Cybercriminals Target Banks and Cryptocurrency Exchanges in SEA

In a recent virtual media conference, global cybersecurity company, Kaspersky, discussed the rising instances of cyber threats that revolve around the COVID-19 theme – from false information related to the pandemic to scams that are themed around the virus and its vaccines. This undoubtedly shows how cybercriminals never miss the opportunity to take advantage of any crisis to cause havoc and make a quick profit.

“It is becoming clear that these threat actors will keep on using topics related with the pandemic to trick the human mind. While vaccines are here, the situation continues to be uncertain. Countries are still implementing lockdowns, virtual learning and working are both here to stay and digital payments are on the rise. This means IT infrastructure remains outstretched, further opening loopholes for threats targeting beyond Windows and internet-facing network devices as well as multi-platform and supply chain attacks”, said Seongsu Park, Senior Security Researcher, Global Research and Analysis Team (GReAT) at Kaspersky.

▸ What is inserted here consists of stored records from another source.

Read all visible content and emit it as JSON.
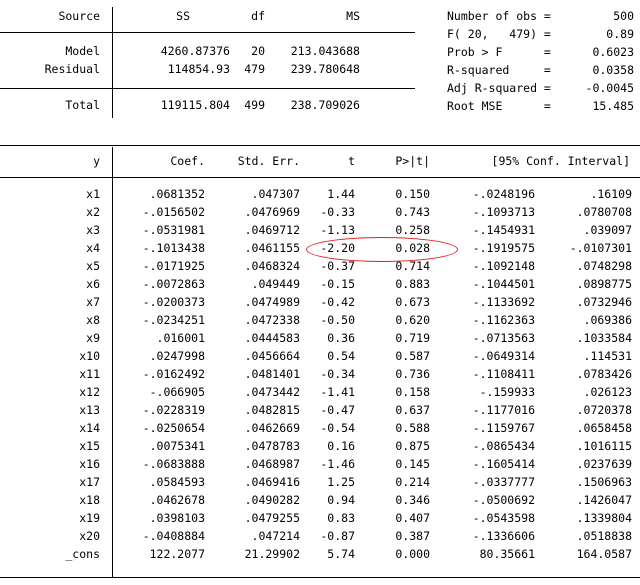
{
  "anova": {
    "headers": {
      "source": "Source",
      "ss": "SS",
      "df": "df",
      "ms": "MS"
    },
    "rows": [
      {
        "source": "Model",
        "ss": "4260.87376",
        "df": "20",
        "ms": "213.043688"
      },
      {
        "source": "Residual",
        "ss": "114854.93",
        "df": "479",
        "ms": "239.780648"
      },
      {
        "source": "Total",
        "ss": "119115.804",
        "df": "499",
        "ms": "238.709026"
      }
    ]
  },
  "stats": [
    {
      "label": "Number of obs =",
      "value": "500"
    },
    {
      "label": "F( 20,   479) =",
      "value": "0.89"
    },
    {
      "label": "Prob > F      =",
      "value": "0.6023"
    },
    {
      "label": "R-squared     =",
      "value": "0.0358"
    },
    {
      "label": "Adj R-squared =",
      "value": "-0.0045"
    },
    {
      "label": "Root MSE      =",
      "value": "15.485"
    }
  ],
  "coef": {
    "headers": {
      "y": "y",
      "coef": "Coef.",
      "se": "Std. Err.",
      "t": "t",
      "p": "P>|t|",
      "ci": "[95% Conf. Interval]"
    },
    "rows": [
      {
        "var": "x1",
        "coef": ".0681352",
        "se": ".047307",
        "t": "1.44",
        "p": "0.150",
        "lo": "-.0248196",
        "hi": ".16109"
      },
      {
        "var": "x2",
        "coef": "-.0156502",
        "se": ".0476969",
        "t": "-0.33",
        "p": "0.743",
        "lo": "-.1093713",
        "hi": ".0780708"
      },
      {
        "var": "x3",
        "coef": "-.0531981",
        "se": ".0469712",
        "t": "-1.13",
        "p": "0.258",
        "lo": "-.1454931",
        "hi": ".039097"
      },
      {
        "var": "x4",
        "coef": "-.1013438",
        "se": ".0461155",
        "t": "-2.20",
        "p": "0.028",
        "lo": "-.1919575",
        "hi": "-.0107301"
      },
      {
        "var": "x5",
        "coef": "-.0171925",
        "se": ".0468324",
        "t": "-0.37",
        "p": "0.714",
        "lo": "-.1092148",
        "hi": ".0748298"
      },
      {
        "var": "x6",
        "coef": "-.0072863",
        "se": ".049449",
        "t": "-0.15",
        "p": "0.883",
        "lo": "-.1044501",
        "hi": ".0898775"
      },
      {
        "var": "x7",
        "coef": "-.0200373",
        "se": ".0474989",
        "t": "-0.42",
        "p": "0.673",
        "lo": "-.1133692",
        "hi": ".0732946"
      },
      {
        "var": "x8",
        "coef": "-.0234251",
        "se": ".0472338",
        "t": "-0.50",
        "p": "0.620",
        "lo": "-.1162363",
        "hi": ".069386"
      },
      {
        "var": "x9",
        "coef": ".016001",
        "se": ".0444583",
        "t": "0.36",
        "p": "0.719",
        "lo": "-.0713563",
        "hi": ".1033584"
      },
      {
        "var": "x10",
        "coef": ".0247998",
        "se": ".0456664",
        "t": "0.54",
        "p": "0.587",
        "lo": "-.0649314",
        "hi": ".114531"
      },
      {
        "var": "x11",
        "coef": "-.0162492",
        "se": ".0481401",
        "t": "-0.34",
        "p": "0.736",
        "lo": "-.1108411",
        "hi": ".0783426"
      },
      {
        "var": "x12",
        "coef": "-.066905",
        "se": ".0473442",
        "t": "-1.41",
        "p": "0.158",
        "lo": "-.159933",
        "hi": ".026123"
      },
      {
        "var": "x13",
        "coef": "-.0228319",
        "se": ".0482815",
        "t": "-0.47",
        "p": "0.637",
        "lo": "-.1177016",
        "hi": ".0720378"
      },
      {
        "var": "x14",
        "coef": "-.0250654",
        "se": ".0462669",
        "t": "-0.54",
        "p": "0.588",
        "lo": "-.1159767",
        "hi": ".0658458"
      },
      {
        "var": "x15",
        "coef": ".0075341",
        "se": ".0478783",
        "t": "0.16",
        "p": "0.875",
        "lo": "-.0865434",
        "hi": ".1016115"
      },
      {
        "var": "x16",
        "coef": "-.0683888",
        "se": ".0468987",
        "t": "-1.46",
        "p": "0.145",
        "lo": "-.1605414",
        "hi": ".0237639"
      },
      {
        "var": "x17",
        "coef": ".0584593",
        "se": ".0469416",
        "t": "1.25",
        "p": "0.214",
        "lo": "-.0337777",
        "hi": ".1506963"
      },
      {
        "var": "x18",
        "coef": ".0462678",
        "se": ".0490282",
        "t": "0.94",
        "p": "0.346",
        "lo": "-.0500692",
        "hi": ".1426047"
      },
      {
        "var": "x19",
        "coef": ".0398103",
        "se": ".0479255",
        "t": "0.83",
        "p": "0.407",
        "lo": "-.0543598",
        "hi": ".1339804"
      },
      {
        "var": "x20",
        "coef": "-.0408884",
        "se": ".047214",
        "t": "-0.87",
        "p": "0.387",
        "lo": "-.1336606",
        "hi": ".0518838"
      },
      {
        "var": "_cons",
        "coef": "122.2077",
        "se": "21.29902",
        "t": "5.74",
        "p": "0.000",
        "lo": "80.35661",
        "hi": "164.0587"
      }
    ]
  },
  "highlight": {
    "row_var": "x4",
    "color": "#e02020"
  }
}
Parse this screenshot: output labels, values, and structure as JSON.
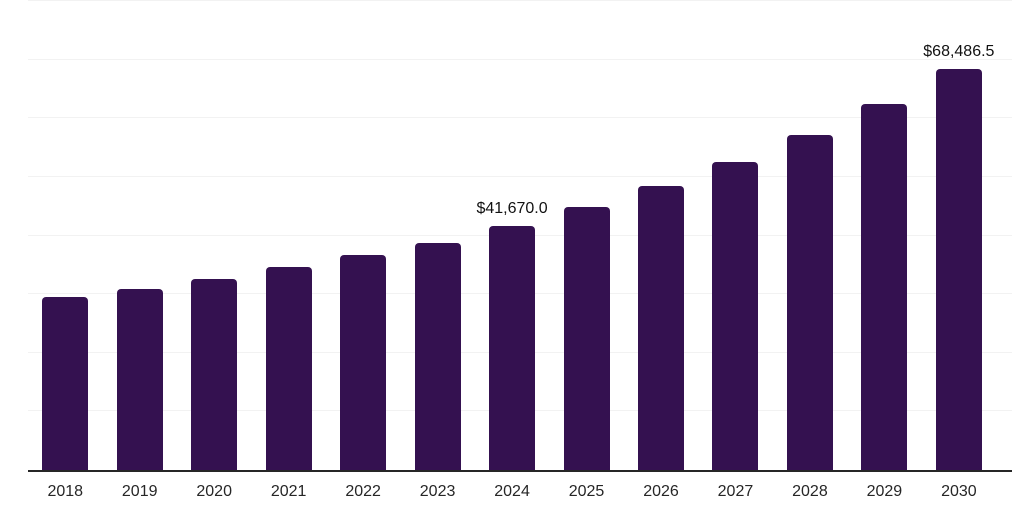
{
  "chart_data": {
    "type": "bar",
    "title": "",
    "xlabel": "",
    "ylabel": "",
    "categories": [
      "2018",
      "2019",
      "2020",
      "2021",
      "2022",
      "2023",
      "2024",
      "2025",
      "2026",
      "2027",
      "2028",
      "2029",
      "2030"
    ],
    "values": [
      29600,
      30900,
      32550,
      34600,
      36600,
      38800,
      41670.0,
      44800,
      48400,
      52600,
      57200,
      62500,
      68486.5
    ],
    "bar_labels": {
      "2024": "$41,670.0",
      "2030": "$68,486.5"
    },
    "ylim": [
      0,
      80000
    ],
    "gridline_values": [
      10000,
      20000,
      30000,
      40000,
      50000,
      60000,
      70000,
      80000
    ],
    "grid": true,
    "legend": "none"
  },
  "colors": {
    "bar": "#341150",
    "axis_line": "#262626",
    "gridline": "#f2f2f2",
    "tick_label": "#262626",
    "data_label": "#111111",
    "background": "#ffffff"
  }
}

During the conference, Kaspersky’s cybersecurity expert also presented the main trends that occurred in 2020, which would likely continue in 2021. Park shared that Kaspersky detected more than 80,000 COVID-19-related domain connections and malicious websites in SEA alone last year. Malaysia recorded the highest number among other SEA regions like Vietnam, the Philippines and Indonesia.

Cybercrime Groups Turn to Banks and Cryptocurrency

While most industries worldwide are affected by the potential risk of cyber threats, the banking industry remains the prime target for cyber adversaries – since the banks have what the attackers want the most, ‘money and personal information’. In fact, banks and financial institutions were the second and third most targeted sectors last year, worldwide, according to the data from Kaspersky’s GReAT.

Banks are not the only sector that is on the radar among cybercriminal groups. According to Yeo Siang Tiong, General Manager for Southeast Asia at Kaspersky, cryptocurrency is increasingly being embraced in Southeast Asia and as the cryptocurrency sector shows its worth, many cybercriminal groups are now taking advantage of this to attack this sector.

Of note, it was reported that there had been two major cryptocurrency-related campaigns last year – one of which was conducted by the infamous Lazarus group, while another campaign was conducted by a subgroup of Lazarus, BlueNoroff APT, which mainly targets banks. This was the same group that was rumoured to have lead the $81M Bangladesh Bank Heist.

As the conference went on, Park continued the discussion on cybercriminal groups by focusing on Kimsuky APT, a cyber-espionage campaign targeting South Korea’s think-tanks. This group was first reported by Kaspersky back in 2013 and it has evolved ever since.

Park explained further. “We have been monitoring Kimsuky’s strong presence in South Korea. Our research showed they are using two infiltration techniques – attacks via spearphishing and attacks against the supply chain. Either way, they target cryptocurrency investors to exfiltrate data and for remote access. With the group showing strong financial motivation, it is highly possible that their attacks can go beyond South Korea, particularly towards its neighbouring regions like Southeast Asia”.

“As we continue to move our money to the online world, we have also witnessed massive data breaches and ransomware attacks last year, which should serve as a warning for financial institutions and payment service providers. It is crucial for banking and financial services providers to realise, as early as now, the value of intelligence-based, proactive defence to fend off these costly cyber attacks”, concluded Yeo.